I  think the solution is to simply remove /etc/init.d/network from the boot process.

Until this morning, I was having what appears to be the identical problem, with two wrinkles:

1) I run pure 32-bit.

2) 90-network.rules does not exist at all

I discovered that if I restarted /etc/init.d/network rather than /etc/init.d/net.eth0, my default route was not fixed.  The script said it was adding the route but it didn't actually do it.  This matched what happened at boot time.

I removed network from the boot process and rebooted.  This time, the route messages came up but they could only have come from net.eth0 and my default route was set.  

What I think is going on is two things:

1) Execution of /etc/init.d/network is broken.  This is likely a consequence of being no longer maintained.

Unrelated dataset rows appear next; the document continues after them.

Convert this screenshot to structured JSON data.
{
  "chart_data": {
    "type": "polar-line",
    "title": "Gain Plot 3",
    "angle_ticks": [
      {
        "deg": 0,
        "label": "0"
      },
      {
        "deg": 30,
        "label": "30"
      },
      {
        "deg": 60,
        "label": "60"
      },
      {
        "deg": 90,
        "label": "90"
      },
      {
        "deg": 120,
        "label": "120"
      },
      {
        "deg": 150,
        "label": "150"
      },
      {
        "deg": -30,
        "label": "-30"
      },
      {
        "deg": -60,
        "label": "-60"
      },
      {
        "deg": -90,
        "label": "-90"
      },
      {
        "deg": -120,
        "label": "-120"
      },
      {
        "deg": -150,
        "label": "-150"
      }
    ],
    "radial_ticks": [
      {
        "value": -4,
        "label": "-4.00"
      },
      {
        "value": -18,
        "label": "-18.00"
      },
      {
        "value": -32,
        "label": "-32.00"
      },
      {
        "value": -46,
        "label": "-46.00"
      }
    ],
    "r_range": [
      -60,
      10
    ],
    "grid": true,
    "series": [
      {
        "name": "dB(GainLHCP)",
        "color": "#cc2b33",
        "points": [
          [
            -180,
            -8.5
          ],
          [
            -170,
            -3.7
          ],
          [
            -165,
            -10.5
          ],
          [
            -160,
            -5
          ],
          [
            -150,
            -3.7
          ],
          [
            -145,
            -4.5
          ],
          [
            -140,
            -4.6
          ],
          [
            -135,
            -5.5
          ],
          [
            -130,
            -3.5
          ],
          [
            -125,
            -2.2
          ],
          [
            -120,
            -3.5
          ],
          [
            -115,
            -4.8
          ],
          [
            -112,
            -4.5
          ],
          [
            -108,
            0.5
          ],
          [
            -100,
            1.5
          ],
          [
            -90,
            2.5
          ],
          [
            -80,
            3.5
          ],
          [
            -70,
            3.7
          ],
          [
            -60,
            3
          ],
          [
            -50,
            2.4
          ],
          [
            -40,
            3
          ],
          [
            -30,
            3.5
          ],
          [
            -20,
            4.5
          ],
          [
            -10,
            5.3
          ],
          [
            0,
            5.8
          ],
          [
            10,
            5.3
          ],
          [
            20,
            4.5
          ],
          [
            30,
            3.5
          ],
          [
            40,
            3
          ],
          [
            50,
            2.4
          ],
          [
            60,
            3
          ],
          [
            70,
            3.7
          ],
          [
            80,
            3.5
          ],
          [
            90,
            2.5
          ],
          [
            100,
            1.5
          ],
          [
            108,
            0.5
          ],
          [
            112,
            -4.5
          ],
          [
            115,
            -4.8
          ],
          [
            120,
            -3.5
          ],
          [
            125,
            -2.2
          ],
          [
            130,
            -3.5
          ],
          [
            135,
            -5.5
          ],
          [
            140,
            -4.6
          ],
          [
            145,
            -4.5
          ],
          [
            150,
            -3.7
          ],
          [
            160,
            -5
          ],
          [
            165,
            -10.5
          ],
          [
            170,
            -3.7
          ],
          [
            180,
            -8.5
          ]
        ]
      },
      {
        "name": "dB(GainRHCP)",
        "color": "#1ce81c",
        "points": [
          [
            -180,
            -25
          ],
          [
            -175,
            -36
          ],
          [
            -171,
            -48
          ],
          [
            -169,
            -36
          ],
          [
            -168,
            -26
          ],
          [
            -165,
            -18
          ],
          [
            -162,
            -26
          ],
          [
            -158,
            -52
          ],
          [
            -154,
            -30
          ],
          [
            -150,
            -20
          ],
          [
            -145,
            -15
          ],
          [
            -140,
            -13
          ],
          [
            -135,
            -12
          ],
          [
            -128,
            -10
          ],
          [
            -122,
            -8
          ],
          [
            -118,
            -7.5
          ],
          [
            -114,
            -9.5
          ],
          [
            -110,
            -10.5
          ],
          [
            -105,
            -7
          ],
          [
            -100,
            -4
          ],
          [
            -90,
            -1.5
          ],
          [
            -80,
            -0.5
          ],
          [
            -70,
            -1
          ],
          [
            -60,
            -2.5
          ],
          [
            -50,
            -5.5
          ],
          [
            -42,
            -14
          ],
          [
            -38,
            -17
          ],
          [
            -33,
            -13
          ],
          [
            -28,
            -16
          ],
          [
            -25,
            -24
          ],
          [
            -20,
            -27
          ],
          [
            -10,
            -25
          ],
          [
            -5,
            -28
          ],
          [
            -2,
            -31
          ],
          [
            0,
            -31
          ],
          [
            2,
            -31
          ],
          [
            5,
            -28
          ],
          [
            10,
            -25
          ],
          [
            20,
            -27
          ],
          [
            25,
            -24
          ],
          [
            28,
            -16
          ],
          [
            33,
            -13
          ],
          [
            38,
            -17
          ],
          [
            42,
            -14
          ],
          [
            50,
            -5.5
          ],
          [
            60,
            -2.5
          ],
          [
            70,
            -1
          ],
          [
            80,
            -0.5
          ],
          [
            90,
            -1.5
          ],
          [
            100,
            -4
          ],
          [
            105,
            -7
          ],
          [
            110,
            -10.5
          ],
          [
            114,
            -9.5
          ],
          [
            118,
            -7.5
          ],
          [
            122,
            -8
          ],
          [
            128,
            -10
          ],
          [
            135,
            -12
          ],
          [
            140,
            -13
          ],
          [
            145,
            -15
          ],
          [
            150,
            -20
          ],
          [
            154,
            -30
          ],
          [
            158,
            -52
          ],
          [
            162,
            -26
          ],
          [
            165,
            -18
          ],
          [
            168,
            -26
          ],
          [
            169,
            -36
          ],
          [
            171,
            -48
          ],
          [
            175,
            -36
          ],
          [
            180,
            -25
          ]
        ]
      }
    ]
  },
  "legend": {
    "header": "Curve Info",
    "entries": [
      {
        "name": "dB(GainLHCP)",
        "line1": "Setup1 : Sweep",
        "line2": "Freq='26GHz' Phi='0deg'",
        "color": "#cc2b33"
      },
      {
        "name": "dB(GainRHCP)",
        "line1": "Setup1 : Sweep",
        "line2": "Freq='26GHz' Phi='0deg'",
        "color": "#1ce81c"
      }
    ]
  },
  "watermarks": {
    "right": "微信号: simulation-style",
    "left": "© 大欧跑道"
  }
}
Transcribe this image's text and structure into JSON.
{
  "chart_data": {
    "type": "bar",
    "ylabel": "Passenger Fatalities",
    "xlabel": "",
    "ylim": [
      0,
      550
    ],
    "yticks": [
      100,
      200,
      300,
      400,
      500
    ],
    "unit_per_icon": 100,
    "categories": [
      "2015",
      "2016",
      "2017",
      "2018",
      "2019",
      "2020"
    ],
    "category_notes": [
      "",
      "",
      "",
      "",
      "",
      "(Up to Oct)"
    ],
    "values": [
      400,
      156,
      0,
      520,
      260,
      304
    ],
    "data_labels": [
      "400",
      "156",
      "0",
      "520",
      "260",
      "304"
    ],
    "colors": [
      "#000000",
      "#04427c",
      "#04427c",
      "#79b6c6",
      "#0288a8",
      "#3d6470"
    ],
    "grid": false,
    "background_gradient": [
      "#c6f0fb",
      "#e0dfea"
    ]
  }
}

2) net.eth0, which is maintained, will not run fully in the boot process if /etc/init.d./network has already started.  rc--status reports that it has a started so it is not as simple as saying net.eth0 does not run.

----------

## apgf

 *ese002 wrote:*   

> I  think the solution is to simply remove /etc/init.d/network from the boot process.

 

thank you for the answer, I will try it tomorow

----------

## apgf

 *ese002 wrote:*   

> I  think the solution is to simply remove /etc/init.d/network from the boot process.

 

great, it works. thanx a lot.

Do I have to mark this as solved? When yes, how do I do that?

----------

## ese002

Convention is that the user who created the thread changes the subject of the first message to start with [Solved]. Are you the same person as multix?

----------

## apgf

 *ese002 wrote:*   

> Convention is that the user who created the thread changes the subject of the first message to start with [Solved]. Are you the same person as multix?

 

no. thats why i could not change it.

----------